Mia madre capiva che avessi qualche problema anzi, più precisamente, lo intuiva. Era un po’ confusa e depistata da un “personaggio” costruito e studiato, per filo e per segno,  per far credere che le mie “stranezze” fossero tratti caratteriali e non patologici.  

Il mio isolarmi, non mangiare con la famiglia, dormire durante i pasti, il mio essere aggressivo era confuso con un brutto carattere. Ci soffrivo di questo, ma mi stava bene. L’importante per me era non guarire. Non sapevo come mi sarebbe andata a finire, mi domandavo, però , spesso se sarei arrivata al punto di farmi tanto male da uccidermi. 


La Ragazza Cubica non è una stronza che avrebbe voluto farmi del male per il mero piacere. E’ quella bambina sofferente, ormai cresciuta, con tanta rabbia e frustrazione che mi chiedeva semplicemente aiuto. Un aiuto che alla fine ho colto.

Lei, una dolce creatura che ho compreso e ascoltato forse dopo troppo tempo.                   Lei, a cui devo tanto ..perchè è con la sua sofferenza e la sua fragilità che mi ha resa quella che sono oggi. Tutto a spese sue. 


“Facciamo una cosa, scriviamo un nuovo diario. In questo diario ognuna delle due ha il proprio spazio. Io scrivo i miei pensieri e tu scrivi i tuoi”.

Vi sa di pazzo, vero? Si, anche a me.. ma ci siamo tutti sul fatto che la normalità non sia mai stato il mio tratto distintivo, no?

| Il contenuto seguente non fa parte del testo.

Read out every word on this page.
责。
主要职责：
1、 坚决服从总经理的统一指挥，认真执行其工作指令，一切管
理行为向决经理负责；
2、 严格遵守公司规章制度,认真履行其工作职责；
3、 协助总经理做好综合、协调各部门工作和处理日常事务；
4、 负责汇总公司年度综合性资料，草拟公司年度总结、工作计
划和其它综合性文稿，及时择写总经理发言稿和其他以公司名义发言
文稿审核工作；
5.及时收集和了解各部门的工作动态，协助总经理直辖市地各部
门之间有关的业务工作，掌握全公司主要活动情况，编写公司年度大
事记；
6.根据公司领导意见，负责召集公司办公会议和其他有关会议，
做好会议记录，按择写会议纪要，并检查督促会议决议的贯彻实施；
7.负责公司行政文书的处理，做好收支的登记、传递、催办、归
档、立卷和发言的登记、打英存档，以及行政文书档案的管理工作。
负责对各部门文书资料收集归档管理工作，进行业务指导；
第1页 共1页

Vi dico, eppure, che proprio questo è stato il mio segreto per non essere sopraffatta e devastata da quel mio lato irrazionale: dividere nettamente le mie due personalità.


Nonostante le mie difficoltà e le mie stranezze non ero sola. C’erano e ci sono ancora quei quattro folli amici che mi hanno sempre accettata e amata per quello che ero, che mi sentivo di essere e che sono.

Uno di questi è lui, il mio migliore amico. Una delle note perfette in quella che era la mia vita stonata. Dieci anni di amicizia vera. Una persona che, nonostante le mie mancanze, i miei limiti mi ha sempre fatta sentire quasi indispensabile per lui. Una compagnia con la quale dimenticare tutti i problemi e con la quale ridere, ridere di pancia. Lui, un buffo latin lover, con le sue mille avventure e dissavventure.

“ahi Ni.. come potrei fare senza di te?”

Scusatemi, oggi mi sono dilungata forse un po’ troppo! Certo che avete una pazienza a leggermi.

La Ragazza Cubica vi saluta e vi augura una meravigliosa giornata.